Children were eligible if they received their first dose of measles-containing vaccine at age 12 through 23 months from January 2003 through September 2015. Children were excluded if they had a history of seizure or conditions strongly related to seizure prior to 12 months of age. Seizures were identified by diagnostic codes in the inpatient or emergency department settings.

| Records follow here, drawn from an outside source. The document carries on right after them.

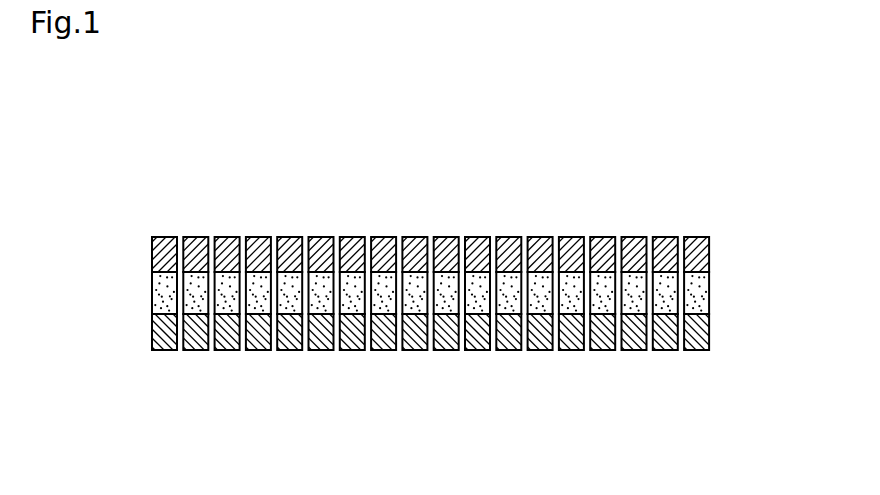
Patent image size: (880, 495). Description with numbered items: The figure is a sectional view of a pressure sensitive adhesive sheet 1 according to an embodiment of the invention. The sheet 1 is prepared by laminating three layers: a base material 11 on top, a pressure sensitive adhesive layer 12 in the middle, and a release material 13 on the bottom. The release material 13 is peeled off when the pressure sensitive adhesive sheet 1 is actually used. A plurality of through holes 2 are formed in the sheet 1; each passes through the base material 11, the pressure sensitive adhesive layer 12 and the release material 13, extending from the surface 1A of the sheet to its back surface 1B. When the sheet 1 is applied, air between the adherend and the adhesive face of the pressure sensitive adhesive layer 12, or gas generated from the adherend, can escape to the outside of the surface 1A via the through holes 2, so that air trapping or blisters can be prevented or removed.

The pressure sensitive adhesive sheet 1 is at (653, 185).
The surface 1A is at (228, 237).
The back surface 1B is at (222, 350).
The through holes 2 is at (401, 237).
The base material 11 is at (709, 254).
The pressure sensitive adhesive layer 12 is at (709, 289).
The release material 13 is at (709, 333).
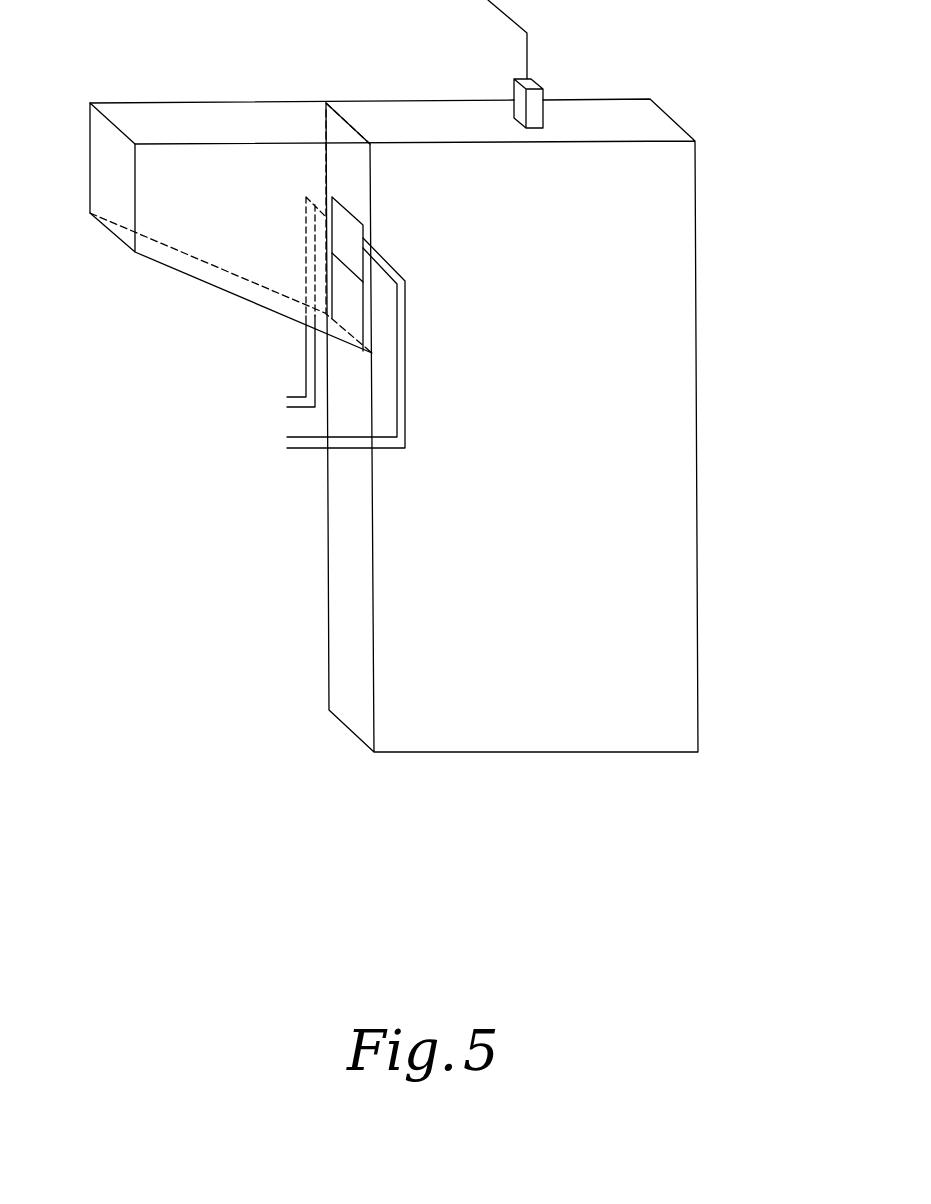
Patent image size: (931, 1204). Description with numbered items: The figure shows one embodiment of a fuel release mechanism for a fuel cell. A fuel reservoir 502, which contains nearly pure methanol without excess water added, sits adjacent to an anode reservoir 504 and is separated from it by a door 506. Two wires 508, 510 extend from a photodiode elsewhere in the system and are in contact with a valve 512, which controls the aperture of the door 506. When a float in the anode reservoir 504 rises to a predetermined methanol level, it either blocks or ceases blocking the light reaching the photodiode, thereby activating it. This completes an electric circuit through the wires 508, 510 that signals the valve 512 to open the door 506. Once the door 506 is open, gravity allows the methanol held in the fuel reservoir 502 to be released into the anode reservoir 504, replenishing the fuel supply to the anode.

The fuel reservoir 502 is at (220, 115).
The anode reservoir 504 is at (677, 317).
The door 506 is at (337, 293).
The wire 508 is at (298, 397).
The wire 510 is at (308, 443).
The valve 512 is at (352, 223).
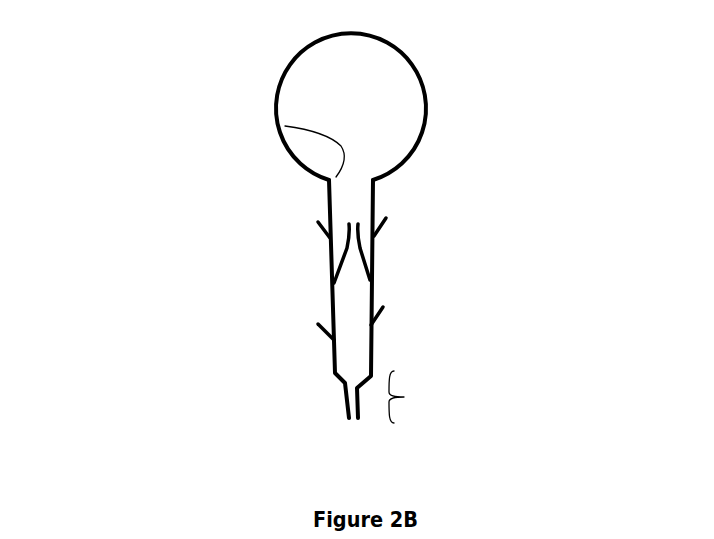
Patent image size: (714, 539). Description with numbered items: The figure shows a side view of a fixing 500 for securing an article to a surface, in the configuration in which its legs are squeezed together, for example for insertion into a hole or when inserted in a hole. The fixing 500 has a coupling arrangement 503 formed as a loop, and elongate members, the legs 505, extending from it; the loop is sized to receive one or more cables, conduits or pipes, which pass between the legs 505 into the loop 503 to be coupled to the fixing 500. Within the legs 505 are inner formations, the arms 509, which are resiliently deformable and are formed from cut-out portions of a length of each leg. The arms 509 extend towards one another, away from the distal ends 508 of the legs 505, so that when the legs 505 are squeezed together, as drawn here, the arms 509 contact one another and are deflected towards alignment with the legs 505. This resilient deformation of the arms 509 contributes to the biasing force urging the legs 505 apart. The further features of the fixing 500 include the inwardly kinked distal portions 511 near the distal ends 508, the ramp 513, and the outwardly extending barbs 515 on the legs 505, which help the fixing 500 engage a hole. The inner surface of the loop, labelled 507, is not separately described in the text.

The fixing 500 is at (128, 98).
The coupling arrangement 503 is at (423, 66).
The legs 505 is at (329, 224).
The inner surface of loop 507 is at (285, 126).
The distal ends 508 is at (347, 416).
The arms 509 is at (343, 253).
The inwardly kinked distal portions 511 is at (422, 397).
The ramp 513 is at (345, 376).
The outwardly extending barbs 515 is at (385, 224).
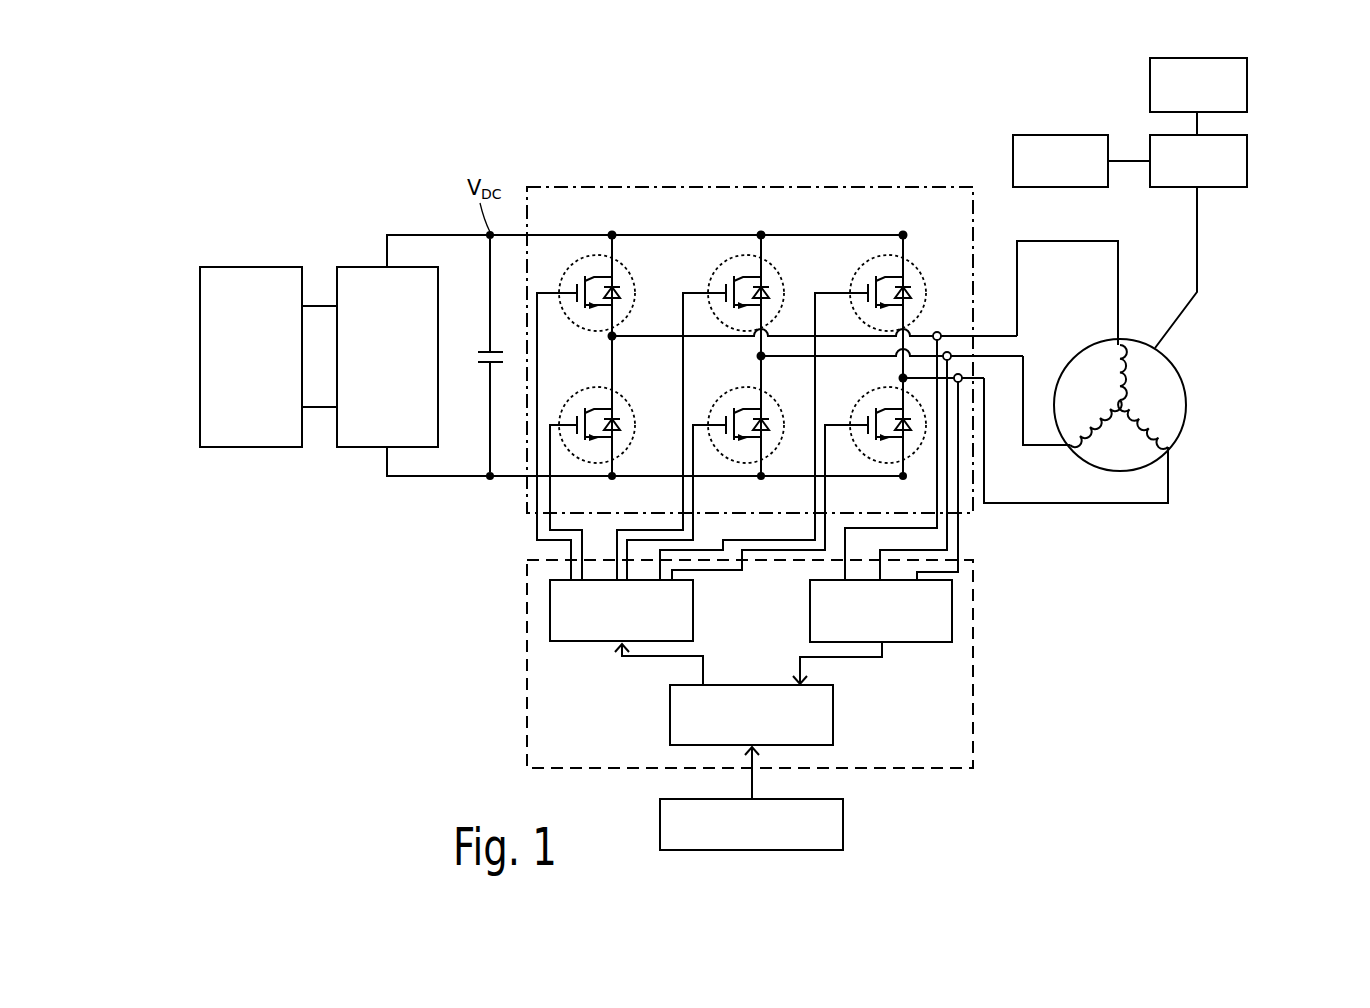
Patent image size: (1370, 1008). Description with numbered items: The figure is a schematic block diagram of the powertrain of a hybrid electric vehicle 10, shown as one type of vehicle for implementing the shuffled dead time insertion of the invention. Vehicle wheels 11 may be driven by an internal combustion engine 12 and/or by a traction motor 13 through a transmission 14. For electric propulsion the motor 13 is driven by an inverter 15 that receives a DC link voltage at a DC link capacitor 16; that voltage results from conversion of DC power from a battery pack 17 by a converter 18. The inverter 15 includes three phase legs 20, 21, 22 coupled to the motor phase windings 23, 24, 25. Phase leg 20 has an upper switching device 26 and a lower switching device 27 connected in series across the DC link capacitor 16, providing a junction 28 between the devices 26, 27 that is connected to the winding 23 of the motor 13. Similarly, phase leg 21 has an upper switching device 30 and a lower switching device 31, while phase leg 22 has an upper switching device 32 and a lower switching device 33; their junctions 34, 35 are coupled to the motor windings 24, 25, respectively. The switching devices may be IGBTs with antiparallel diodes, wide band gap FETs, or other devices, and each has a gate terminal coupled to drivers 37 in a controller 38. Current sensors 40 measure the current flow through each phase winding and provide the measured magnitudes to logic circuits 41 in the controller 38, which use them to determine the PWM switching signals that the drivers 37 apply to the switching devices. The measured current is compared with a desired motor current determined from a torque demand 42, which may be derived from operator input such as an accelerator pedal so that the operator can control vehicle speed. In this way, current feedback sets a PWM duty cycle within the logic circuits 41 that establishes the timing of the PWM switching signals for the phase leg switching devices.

The hybrid electric vehicle 10 is at (349, 117).
The vehicle wheels 11 is at (1070, 134).
The internal combustion engine 12 is at (1247, 84).
The traction motor 13 is at (1073, 358).
The transmission 14 is at (1247, 165).
The inverter 15 is at (822, 186).
The DC link capacitor 16 is at (487, 348).
The battery pack 17 is at (251, 267).
The converter 18 is at (362, 267).
The phase leg 20 is at (619, 224).
The phase leg 21 is at (768, 224).
The phase leg 22 is at (910, 224).
The motor phase winding 23 is at (1126, 357).
The motor phase winding 24 is at (1086, 433).
The motor phase winding 25 is at (1160, 428).
The upper switching device 26 is at (632, 272).
The lower switching device 27 is at (630, 402).
The junction 28 is at (611, 337).
The upper switching device 30 is at (780, 270).
The lower switching device 31 is at (778, 402).
The upper switching device 32 is at (924, 280).
The lower switching device 33 is at (911, 457).
The junction 34 is at (760, 357).
The junction 35 is at (902, 378).
The drivers 37 is at (695, 607).
The controller 38 is at (527, 648).
The current sensors 40 is at (918, 643).
The logic circuits 41 is at (669, 714).
The torque demand 42 is at (843, 824).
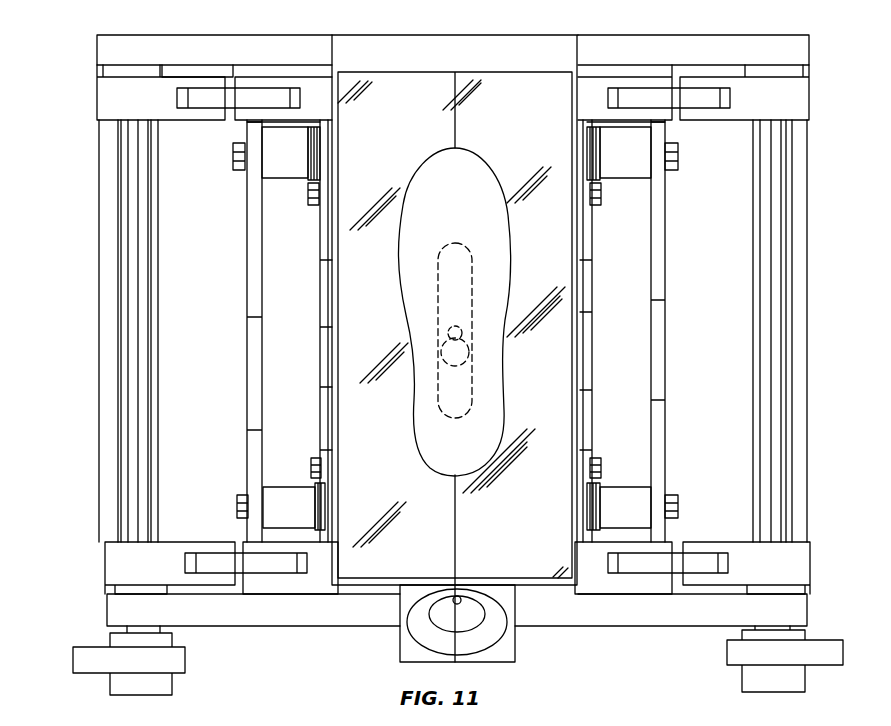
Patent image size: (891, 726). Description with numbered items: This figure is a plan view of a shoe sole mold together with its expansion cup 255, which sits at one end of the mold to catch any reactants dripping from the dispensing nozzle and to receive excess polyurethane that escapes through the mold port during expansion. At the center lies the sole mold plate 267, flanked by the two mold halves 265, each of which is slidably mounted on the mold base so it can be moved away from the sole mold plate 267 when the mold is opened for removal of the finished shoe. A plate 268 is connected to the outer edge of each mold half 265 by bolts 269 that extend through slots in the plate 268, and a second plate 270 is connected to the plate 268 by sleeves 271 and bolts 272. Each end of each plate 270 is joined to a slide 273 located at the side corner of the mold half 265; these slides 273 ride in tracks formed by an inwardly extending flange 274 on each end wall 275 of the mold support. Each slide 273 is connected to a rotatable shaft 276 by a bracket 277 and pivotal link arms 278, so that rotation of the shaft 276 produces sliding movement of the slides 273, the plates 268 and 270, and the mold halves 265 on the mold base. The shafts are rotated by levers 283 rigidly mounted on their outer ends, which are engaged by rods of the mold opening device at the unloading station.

The expansion cup 255 is at (510, 650).
The mold half 265 is at (384, 123).
The sole mold plate 267 is at (497, 360).
The plate 268 is at (325, 388).
The bolts 269 is at (310, 203).
The second plate 270 is at (253, 417).
The sleeves 271 is at (285, 163).
The bolts 272 is at (233, 157).
The slide 273 is at (318, 78).
The inwardly extending flange 274 is at (267, 68).
The end wall 275 is at (97, 50).
The rotatable shaft 276 is at (148, 388).
The bracket 277 is at (177, 550).
The pivotal link arms 278 is at (208, 97).
The levers 283 is at (178, 662).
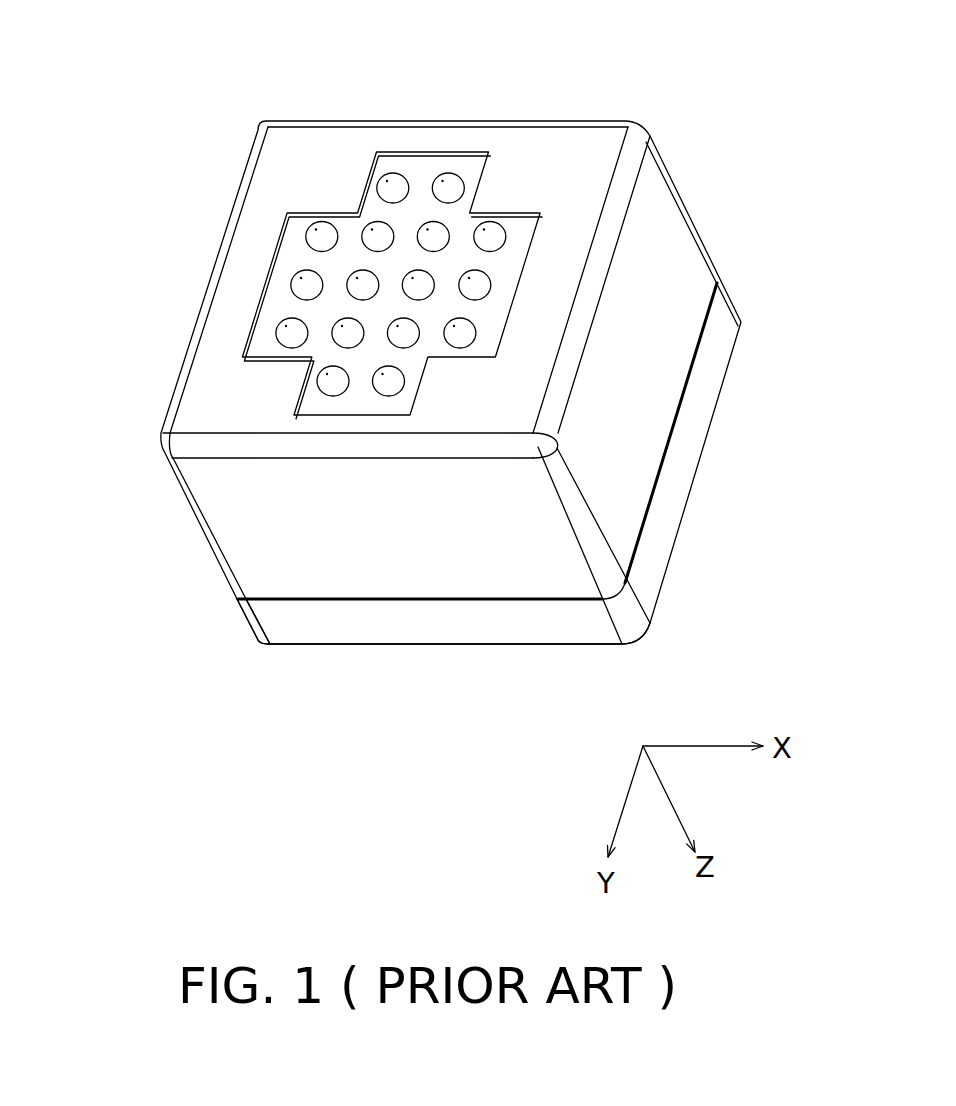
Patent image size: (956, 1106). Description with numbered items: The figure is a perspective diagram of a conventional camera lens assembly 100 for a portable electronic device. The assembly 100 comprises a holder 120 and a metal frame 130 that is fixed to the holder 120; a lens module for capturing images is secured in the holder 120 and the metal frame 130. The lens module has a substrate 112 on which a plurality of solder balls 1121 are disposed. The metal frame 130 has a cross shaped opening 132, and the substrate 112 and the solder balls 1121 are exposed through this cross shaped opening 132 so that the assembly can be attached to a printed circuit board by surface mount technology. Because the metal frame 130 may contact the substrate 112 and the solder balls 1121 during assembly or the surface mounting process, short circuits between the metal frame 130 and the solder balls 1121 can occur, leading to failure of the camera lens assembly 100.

The camera lens assembly 100 is at (250, 110).
The substrate 112 is at (380, 217).
The solder balls 1121 is at (285, 335).
The holder 120 is at (248, 630).
The metal frame 130 is at (683, 200).
The cross shaped opening 132 is at (390, 155).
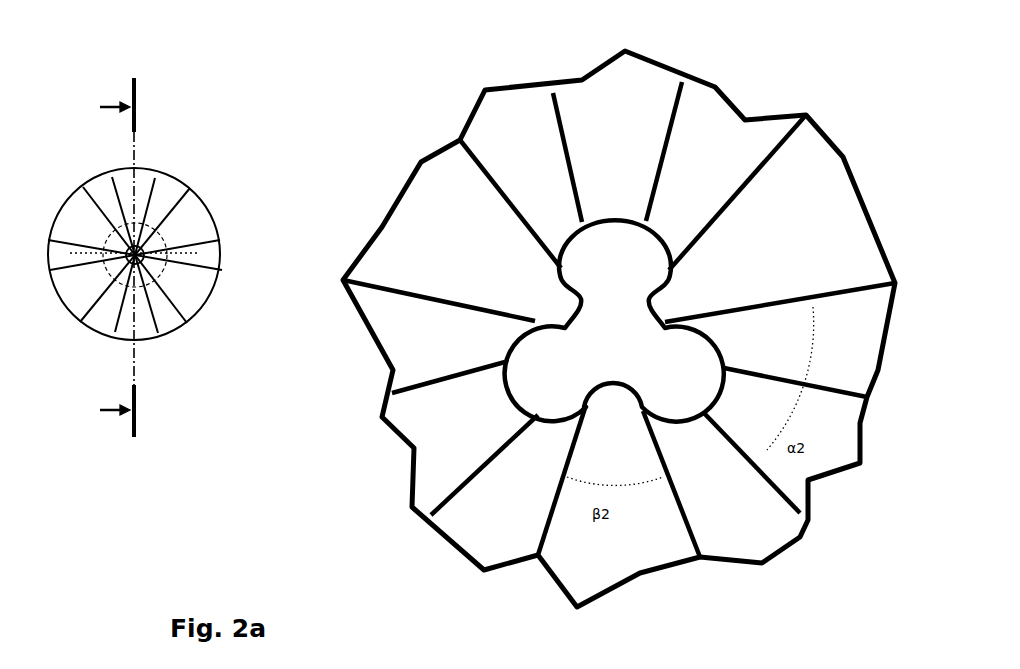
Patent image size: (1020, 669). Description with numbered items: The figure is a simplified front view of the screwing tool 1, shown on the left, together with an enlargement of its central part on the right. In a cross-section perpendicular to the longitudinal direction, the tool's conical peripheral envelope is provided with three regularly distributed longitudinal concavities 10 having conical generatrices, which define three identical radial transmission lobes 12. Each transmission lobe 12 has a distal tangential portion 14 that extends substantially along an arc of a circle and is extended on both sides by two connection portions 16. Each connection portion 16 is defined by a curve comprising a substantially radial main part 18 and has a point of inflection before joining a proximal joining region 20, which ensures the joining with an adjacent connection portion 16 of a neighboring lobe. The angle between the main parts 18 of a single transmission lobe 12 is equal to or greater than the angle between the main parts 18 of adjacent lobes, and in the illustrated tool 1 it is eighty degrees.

The screwing tool 1 is at (174, 387).
The longitudinal concavity 10 is at (189, 232).
The radial transmission lobe 12 is at (63, 302).
The distal tangential portion 14 is at (610, 222).
The connection portion 16 is at (575, 252).
The main part 18 is at (565, 281).
The proximal joining region 20 is at (581, 300).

Using risk-interval analysis, we estimated the incidence rate ratio (IRR) for seizures in the 7 through 10 days (risk period) vs 15 through 42 days (control period) following receipt of measles-containing vaccines in children born preterm (<37 weeks gestation age) and those born full-term (≥37 weeks).
There were 532,375 children (45,343 preterm and 487,032 full-term) who received their first dose of measles-containing vaccine at age 12 through 23 months. The IRRs of febrile seizures 7 through 10 days compared with 15 through 42 days after receipt of measles-containing vaccine were 3.9 (95% CI: 2.5-6.0) in preterm children and 3.2 (2.7-3.7) in full-term children; the ratio of IRRs: was 1.2 (0.76-1.9), p = 0.41. IRRs were also similar across gestational age groups, by vaccine type received (measles-mumps-rubella [MMR] or measles-mumps-rubella-varicella [MMRV]) and age at vaccination (12-15 or 16-23 months).
Vaccination with a measles-containing vaccine in the second year of life is associated with a similar relative risk of a first seizure in children born preterm as in those who were born full-term.
发热性惊厥与含麻疹疫苗的第一剂有关,并且在生命的第二年,随着年龄的增长,这种风险会增加。我们使用疫苗安全数据链接(VSD)来确定在接受含麻疹疫苗后,癫痫发作的相对风险增加是否因出生时的胎龄而异。
如果儿童在 2003 年 1 月至 2015 年 9 月期间,12 至 23 个月时接受了第一剂含麻疹疫苗,则他们符合入选条件。如果在 12 个月之前有癫痫发作或与癫痫发作密切相关的疾病,则将儿童排除在外。癫痫发作通过住院或急诊环境中的诊断代码来识别。使用风险间隔分析,我们估计了在早产儿(<37 周胎龄)和足月产儿(≥37 周)中,在接受含麻疹疫苗后的 7 至 10 天(风险期)与 15 至 42 天(对照期)之间,接种含麻疹疫苗后癫痫发作的发病率比值比(IRR)。
有 532375 名儿童(45343 名早产儿和 487032 名足月产儿)在 12 至 23 个月时接受了第一剂含麻疹疫苗。与接受含麻疹疫苗后 15 至 42 天相比,接受含麻疹疫苗后 7 至 10 天的热性惊厥的 IRR 在早产儿中为 3.9(95%CI:2.5-6.0),在足月产儿中为 3.2(2.7-3.7);IRR 的比值为 1.2(0.76-1.9),p=0.41。在不同的胎龄组、疫苗类型(麻疹-腮腺炎-风疹[MMR]或麻疹-腮腺炎-风疹-水痘[MMRV])和接种年龄(12-15 或 16-23 个月)中,IRR 也相似。
在生命的第二年接种含麻疹疫苗与早产儿和足月产儿首次癫痫发作的相对风险相似。